You can save your way to $100,000.
Singh cites statistics from the Federal Reserve, which state the average American is saving just under 5% of their income. Those who are able to save 10% of their income are saving double compared to the average American and are able to put $7,100 into their savings each year.
One advantage that Americans have today that they did not have a few years ago is high-interest savings accounts. If you’re saving $10,000 a year and have an additional $7,100 you can put into savings, Singh said a high-yield savings account with a 4% interest rate could take you to $100,000 in 10 years.
Is this more time than the three-year timeline? Yes, but it’s also the lowest risk option of the five strategies.
When you passively invest, Singh said you take the $10,000 and put this money to work. Some passive investments include using the money as a down payment on a rental property or investing in the stock market. As you make more money through passive investments, Singh said you will keep investing more money.
The biggest difference between saving money and passively investing is risk. Because you’re investing in the stock market, there’s a chance your money could go down. There’s also the expectation of a higher reward when investing compared to keeping your money in the bank.
Singh uses the example of putting $10,000 and an additional $7,100 into the market. If the historical stock market return is 7% a year, it will take eight years to grow your money from $10,000 to $100,000.
Invest $10K Into Your Income
Investing $10,000 into your income, Singh said, means investing in new skills and education that can help you earn more money. Investing in your education can lead to 20% to 500% returns.
When investing in your income, Singh recommends asking yourself if you can invest money someplace to learn how to do something faster or learn how to earn more money to lower the skills process and start to make this money sooner. The more money you make, the more you can save or invest it to reach $100,000.
Invest in an Active Asset
Putting money into an active asset means investing your money and your time. Singh said investing money into the stock market is more of a passive investment. Putting money into an active investment, such as buying a small business, means you’re putting your money into it and you’re working to grow the company.
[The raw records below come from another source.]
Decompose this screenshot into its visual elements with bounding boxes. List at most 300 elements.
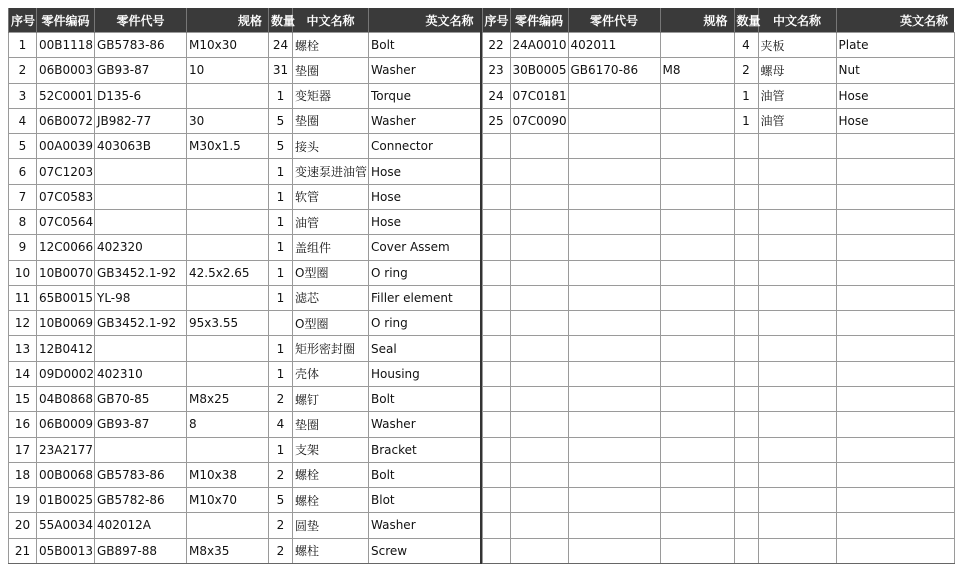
cell-part-code: 07C0564 xyxy=(37,209,95,234)
cell-chinese-name: 螺钉 xyxy=(293,386,369,411)
table-row xyxy=(482,134,954,159)
cell-chinese-name xyxy=(758,235,836,260)
table-row xyxy=(482,513,954,538)
cell-english-name: Bolt xyxy=(369,462,481,487)
cell-index: 2 xyxy=(9,58,37,83)
cell-part-number: 403063B xyxy=(95,134,187,159)
cell-part-code: 06B0009 xyxy=(37,412,95,437)
header-english-name: 英文名称 xyxy=(369,8,481,33)
cell-english-name: Washer xyxy=(369,108,481,133)
cell-index: 4 xyxy=(9,108,37,133)
cell-qty: 2 xyxy=(269,513,293,538)
cell-english-name xyxy=(836,260,954,285)
cell-index: 25 xyxy=(482,108,510,133)
cell-qty: 2 xyxy=(269,538,293,563)
cell-part-code: 10B0070 xyxy=(37,260,95,285)
table-row xyxy=(9,285,481,310)
cell-part-number: 402011 xyxy=(568,33,660,58)
cell-english-name: Housing xyxy=(369,361,481,386)
cell-chinese-name: 螺柱 xyxy=(293,538,369,563)
cell-spec: M8x35 xyxy=(187,538,269,563)
cell-spec: 10 xyxy=(187,58,269,83)
cell-index: 7 xyxy=(9,184,37,209)
cell-part-number: GB3452.1-92 xyxy=(95,260,187,285)
cell-chinese-name: 垫圈 xyxy=(293,58,369,83)
cell-spec xyxy=(187,83,269,108)
cell-part-number xyxy=(568,108,660,133)
cell-spec xyxy=(187,184,269,209)
cell-chinese-name xyxy=(758,437,836,462)
cell-spec: M10x38 xyxy=(187,462,269,487)
cell-qty: 1 xyxy=(269,83,293,108)
table-row xyxy=(482,538,954,563)
cell-english-name: Blot xyxy=(369,488,481,513)
cell-part-number xyxy=(568,209,660,234)
cell-spec: M10x30 xyxy=(187,33,269,58)
cell-qty xyxy=(734,235,758,260)
cell-spec: M30x1.5 xyxy=(187,134,269,159)
cell-english-name xyxy=(836,134,954,159)
cell-spec: M8x25 xyxy=(187,386,269,411)
cell-english-name: Hose xyxy=(836,108,954,133)
cell-qty xyxy=(734,412,758,437)
cell-chinese-name xyxy=(758,386,836,411)
cell-index: 22 xyxy=(482,33,510,58)
cell-qty xyxy=(734,437,758,462)
cell-spec xyxy=(660,513,734,538)
cell-spec xyxy=(187,336,269,361)
cell-qty xyxy=(734,184,758,209)
cell-chinese-name: 油管 xyxy=(758,83,836,108)
cell-chinese-name xyxy=(758,336,836,361)
cell-part-number: JB982-77 xyxy=(95,108,187,133)
cell-english-name xyxy=(836,488,954,513)
cell-part-number: GB5783-86 xyxy=(95,462,187,487)
cell-qty: 2 xyxy=(734,58,758,83)
cell-spec: 95x3.55 xyxy=(187,311,269,336)
header-index: 序号 xyxy=(9,8,37,33)
table-row xyxy=(482,462,954,487)
cell-part-code: 05B0013 xyxy=(37,538,95,563)
cell-part-number: GB93-87 xyxy=(95,412,187,437)
table-row xyxy=(9,108,481,133)
cell-part-code xyxy=(510,336,568,361)
cell-chinese-name: 螺栓 xyxy=(293,462,369,487)
cell-part-code xyxy=(510,134,568,159)
cell-part-number xyxy=(95,184,187,209)
cell-spec xyxy=(660,412,734,437)
cell-qty: 24 xyxy=(269,33,293,58)
cell-part-code: 07C0090 xyxy=(510,108,568,133)
header-part-code: 零件编码 xyxy=(510,8,568,33)
cell-part-number xyxy=(568,336,660,361)
header-chinese-name: 中文名称 xyxy=(293,8,369,33)
table-body-left xyxy=(9,33,481,564)
cell-index xyxy=(482,361,510,386)
cell-part-number xyxy=(568,159,660,184)
cell-english-name: Washer xyxy=(369,58,481,83)
cell-part-number xyxy=(95,437,187,462)
cell-part-code xyxy=(510,412,568,437)
table-row xyxy=(9,488,481,513)
cell-english-name xyxy=(836,159,954,184)
cell-english-name xyxy=(836,209,954,234)
parts-table-right xyxy=(482,8,955,564)
cell-qty xyxy=(734,336,758,361)
cell-english-name: O ring xyxy=(369,260,481,285)
cell-index xyxy=(482,462,510,487)
cell-part-code: 07C0583 xyxy=(37,184,95,209)
cell-qty: 1 xyxy=(269,285,293,310)
cell-part-code: 12B0412 xyxy=(37,336,95,361)
header-part-number: 零件代号 xyxy=(568,8,660,33)
cell-qty: 1 xyxy=(269,361,293,386)
header-spec: 规格 xyxy=(187,8,269,33)
cell-part-code xyxy=(510,184,568,209)
cell-part-number: 402320 xyxy=(95,235,187,260)
cell-chinese-name: 圆垫 xyxy=(293,513,369,538)
cell-spec: 8 xyxy=(187,412,269,437)
cell-index: 17 xyxy=(9,437,37,462)
cell-english-name xyxy=(836,285,954,310)
cell-chinese-name xyxy=(758,488,836,513)
cell-english-name xyxy=(836,235,954,260)
table-row xyxy=(9,437,481,462)
cell-part-number: GB6170-86 xyxy=(568,58,660,83)
table-header-row xyxy=(9,8,481,33)
cell-english-name xyxy=(836,462,954,487)
table-row xyxy=(482,311,954,336)
cell-chinese-name: 垫圈 xyxy=(293,108,369,133)
cell-chinese-name: 螺栓 xyxy=(293,33,369,58)
cell-index: 8 xyxy=(9,209,37,234)
cell-part-code: 00B0068 xyxy=(37,462,95,487)
cell-qty: 1 xyxy=(269,159,293,184)
cell-index xyxy=(482,285,510,310)
cell-part-number xyxy=(568,260,660,285)
cell-part-code xyxy=(510,311,568,336)
cell-qty xyxy=(734,513,758,538)
cell-chinese-name: 油管 xyxy=(758,108,836,133)
cell-index xyxy=(482,386,510,411)
cell-chinese-name: 油管 xyxy=(293,209,369,234)
cell-part-code: 04B0868 xyxy=(37,386,95,411)
table-row xyxy=(482,361,954,386)
cell-part-code: 07C0181 xyxy=(510,83,568,108)
table-row xyxy=(482,235,954,260)
cell-index: 18 xyxy=(9,462,37,487)
cell-english-name xyxy=(836,513,954,538)
cell-spec xyxy=(187,437,269,462)
cell-chinese-name: 螺母 xyxy=(758,58,836,83)
cell-spec xyxy=(660,437,734,462)
cell-spec xyxy=(660,538,734,563)
cell-qty xyxy=(734,311,758,336)
cell-chinese-name xyxy=(758,209,836,234)
cell-chinese-name xyxy=(758,311,836,336)
cell-chinese-name xyxy=(758,538,836,563)
cell-english-name: Plate xyxy=(836,33,954,58)
cell-part-number xyxy=(568,513,660,538)
cell-part-code: 65B0015 xyxy=(37,285,95,310)
cell-part-code xyxy=(510,462,568,487)
cell-qty: 4 xyxy=(734,33,758,58)
cell-index: 6 xyxy=(9,159,37,184)
cell-chinese-name xyxy=(758,513,836,538)
cell-part-code xyxy=(510,285,568,310)
table-row xyxy=(482,33,954,58)
cell-english-name xyxy=(836,311,954,336)
cell-part-code xyxy=(510,260,568,285)
cell-part-number: 402012A xyxy=(95,513,187,538)
cell-qty: 1 xyxy=(269,235,293,260)
cell-index: 21 xyxy=(9,538,37,563)
cell-part-code xyxy=(510,437,568,462)
cell-part-number: GB5783-86 xyxy=(95,33,187,58)
cell-part-code: 10B0069 xyxy=(37,311,95,336)
cell-index xyxy=(482,159,510,184)
cell-part-code xyxy=(510,235,568,260)
cell-chinese-name xyxy=(758,361,836,386)
cell-index xyxy=(482,412,510,437)
cell-index: 9 xyxy=(9,235,37,260)
cell-part-number xyxy=(568,311,660,336)
header-part-code: 零件编码 xyxy=(37,8,95,33)
table-row xyxy=(9,412,481,437)
cell-spec xyxy=(660,488,734,513)
cell-chinese-name: 盖组件 xyxy=(293,235,369,260)
cell-chinese-name xyxy=(758,184,836,209)
cell-part-code xyxy=(510,159,568,184)
cell-spec xyxy=(660,361,734,386)
cell-part-code: 12C0066 xyxy=(37,235,95,260)
cell-spec xyxy=(187,159,269,184)
cell-spec xyxy=(660,209,734,234)
cell-part-code: 00A0039 xyxy=(37,134,95,159)
table-row xyxy=(9,184,481,209)
cell-spec xyxy=(660,83,734,108)
cell-spec xyxy=(660,159,734,184)
cell-part-number xyxy=(568,412,660,437)
cell-chinese-name: 壳体 xyxy=(293,361,369,386)
cell-part-code xyxy=(510,538,568,563)
cell-qty: 5 xyxy=(269,488,293,513)
cell-spec xyxy=(660,311,734,336)
cell-english-name: Hose xyxy=(836,83,954,108)
cell-english-name: Torque xyxy=(369,83,481,108)
table-row xyxy=(9,311,481,336)
cell-spec: M10x70 xyxy=(187,488,269,513)
cell-english-name: Washer xyxy=(369,513,481,538)
cell-chinese-name: 接头 xyxy=(293,134,369,159)
parts-table-left xyxy=(8,8,482,564)
cell-qty: 1 xyxy=(734,108,758,133)
cell-qty xyxy=(734,361,758,386)
table-row xyxy=(482,209,954,234)
cell-index: 19 xyxy=(9,488,37,513)
header-qty: 数量 xyxy=(734,8,758,33)
cell-qty: 4 xyxy=(269,412,293,437)
cell-part-number xyxy=(568,538,660,563)
cell-part-code: 09D0002 xyxy=(37,361,95,386)
cell-english-name: Seal xyxy=(369,336,481,361)
cell-english-name xyxy=(836,336,954,361)
cell-chinese-name xyxy=(758,260,836,285)
cell-chinese-name xyxy=(758,285,836,310)
cell-qty xyxy=(269,311,293,336)
cell-chinese-name: 夹板 xyxy=(758,33,836,58)
cell-part-code xyxy=(510,209,568,234)
cell-english-name: Cover Assem xyxy=(369,235,481,260)
cell-part-code: 23A2177 xyxy=(37,437,95,462)
cell-english-name xyxy=(836,437,954,462)
cell-part-number: GB5782-86 xyxy=(95,488,187,513)
cell-chinese-name: 垫圈 xyxy=(293,412,369,437)
table-row xyxy=(9,462,481,487)
header-part-number: 零件代号 xyxy=(95,8,187,33)
cell-chinese-name: 矩形密封圈 xyxy=(293,336,369,361)
cell-english-name xyxy=(836,361,954,386)
cell-part-code xyxy=(510,361,568,386)
cell-spec xyxy=(660,462,734,487)
cell-part-number xyxy=(568,361,660,386)
table-row xyxy=(9,361,481,386)
cell-part-number xyxy=(568,462,660,487)
cell-part-code: 55A0034 xyxy=(37,513,95,538)
cell-chinese-name xyxy=(758,462,836,487)
cell-spec xyxy=(660,108,734,133)
cell-part-number xyxy=(568,235,660,260)
cell-english-name: Bolt xyxy=(369,386,481,411)
cell-index: 3 xyxy=(9,83,37,108)
cell-qty: 5 xyxy=(269,134,293,159)
table-row xyxy=(9,235,481,260)
cell-part-number xyxy=(95,159,187,184)
table-row xyxy=(482,159,954,184)
cell-english-name xyxy=(836,538,954,563)
table-row xyxy=(482,437,954,462)
table-row xyxy=(9,513,481,538)
cell-part-code: 00B1118 xyxy=(37,33,95,58)
cell-chinese-name: 变速泵进油管 xyxy=(293,159,369,184)
table-row xyxy=(482,285,954,310)
table-row xyxy=(9,33,481,58)
cell-english-name: Connector xyxy=(369,134,481,159)
cell-part-number xyxy=(568,184,660,209)
cell-part-code: 07C1203 xyxy=(37,159,95,184)
table-row xyxy=(9,134,481,159)
header-english-name: 英文名称 xyxy=(836,8,954,33)
cell-part-code xyxy=(510,488,568,513)
table-row xyxy=(482,336,954,361)
cell-qty xyxy=(734,260,758,285)
parts-list xyxy=(8,8,952,564)
cell-index: 24 xyxy=(482,83,510,108)
table-row xyxy=(9,538,481,563)
cell-part-number: GB897-88 xyxy=(95,538,187,563)
cell-part-number xyxy=(568,83,660,108)
header-index: 序号 xyxy=(482,8,510,33)
cell-part-code: 30B0005 xyxy=(510,58,568,83)
cell-spec xyxy=(660,336,734,361)
cell-index: 11 xyxy=(9,285,37,310)
cell-chinese-name xyxy=(758,412,836,437)
cell-index: 23 xyxy=(482,58,510,83)
cell-qty xyxy=(734,159,758,184)
cell-spec xyxy=(187,235,269,260)
cell-english-name: Hose xyxy=(369,159,481,184)
cell-spec: 42.5x2.65 xyxy=(187,260,269,285)
cell-chinese-name: O型圈 xyxy=(293,260,369,285)
table-row xyxy=(482,83,954,108)
cell-index xyxy=(482,311,510,336)
cell-index: 13 xyxy=(9,336,37,361)
cell-index xyxy=(482,184,510,209)
cell-qty xyxy=(734,488,758,513)
cell-english-name: Hose xyxy=(369,209,481,234)
cell-spec xyxy=(660,134,734,159)
table-row xyxy=(9,159,481,184)
cell-spec: 30 xyxy=(187,108,269,133)
cell-qty: 1 xyxy=(269,336,293,361)
cell-english-name xyxy=(836,412,954,437)
cell-qty: 1 xyxy=(269,437,293,462)
cell-qty: 5 xyxy=(269,108,293,133)
table-header-row xyxy=(482,8,954,33)
cell-spec xyxy=(187,285,269,310)
cell-index: 16 xyxy=(9,412,37,437)
cell-qty: 1 xyxy=(269,209,293,234)
cell-part-number: 402310 xyxy=(95,361,187,386)
cell-index xyxy=(482,488,510,513)
cell-part-number: YL-98 xyxy=(95,285,187,310)
cell-index: 15 xyxy=(9,386,37,411)
table-row xyxy=(9,260,481,285)
cell-index: 1 xyxy=(9,33,37,58)
cell-qty xyxy=(734,538,758,563)
cell-qty xyxy=(734,386,758,411)
cell-qty: 1 xyxy=(269,184,293,209)
cell-index: 14 xyxy=(9,361,37,386)
cell-part-code xyxy=(510,386,568,411)
cell-part-code: 06B0003 xyxy=(37,58,95,83)
cell-part-number: GB93-87 xyxy=(95,58,187,83)
cell-index xyxy=(482,209,510,234)
header-spec: 规格 xyxy=(660,8,734,33)
cell-index xyxy=(482,437,510,462)
table-row xyxy=(482,260,954,285)
cell-part-number: GB70-85 xyxy=(95,386,187,411)
cell-index: 5 xyxy=(9,134,37,159)
table-row xyxy=(482,108,954,133)
cell-spec xyxy=(187,513,269,538)
cell-part-number xyxy=(568,437,660,462)
cell-part-number xyxy=(95,336,187,361)
cell-chinese-name: O型圈 xyxy=(293,311,369,336)
cell-part-code xyxy=(510,513,568,538)
cell-chinese-name: 螺栓 xyxy=(293,488,369,513)
header-chinese-name: 中文名称 xyxy=(758,8,836,33)
cell-spec xyxy=(660,260,734,285)
cell-qty: 2 xyxy=(269,386,293,411)
table-row xyxy=(482,412,954,437)
cell-qty: 2 xyxy=(269,462,293,487)
table-row xyxy=(9,83,481,108)
cell-index xyxy=(482,260,510,285)
cell-part-number: D135-6 xyxy=(95,83,187,108)
cell-spec xyxy=(660,386,734,411)
cell-part-number xyxy=(568,285,660,310)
If you’re working in or on this business, Singh said your goal is to grow the profit. As an example, Singh said to imagine you used $10,000 to buy a business worth $100,000 that has a 30% profit margin. This means you, as the owner, would get $30,000 as profit at the end of the year. However, if you take this $30,000 profit and decide to turn into $60,000 at the end of the year, you’ll have more money to save, invest or invest in your income to get to $100,000.
It will also increase the value of your equity in the business. Singh explained if the $30,000 profit in the business was worth a $100,000 business, a $60,000 profit means, in theory, the business should be worth $200,000.
The main thing to keep in mind when investing in an active asset, like a business, is you don’t want to go out and buy yourself a job. Singh said you want to grow the business and its presence.
High Risk, High Reward
This model isn’t one Singh said he has experience in. A high risk, high reward game refers to investing in speculative assets like meme stock or cryptocurrency.
While the get rich quick model can make you a lot of money, you can lose a lot of money just as fast. Singh’s warning to everyone who wants to get rich fast is that some people will succeed, but you are not likely to. Is it worth it to keep trying the high risk, high reward model, or try something else that has higher returns but takes a little bit more time?
Singh said to ask yourself if you can follow the path of people who have become successful. These people didn’t get there by gambling or following a get rich quick scheme. They got there because they consistently invested, grew their income and built their business.
Ask yourself which is the right option for you and if you’re willing to do what it takes to become wealthy.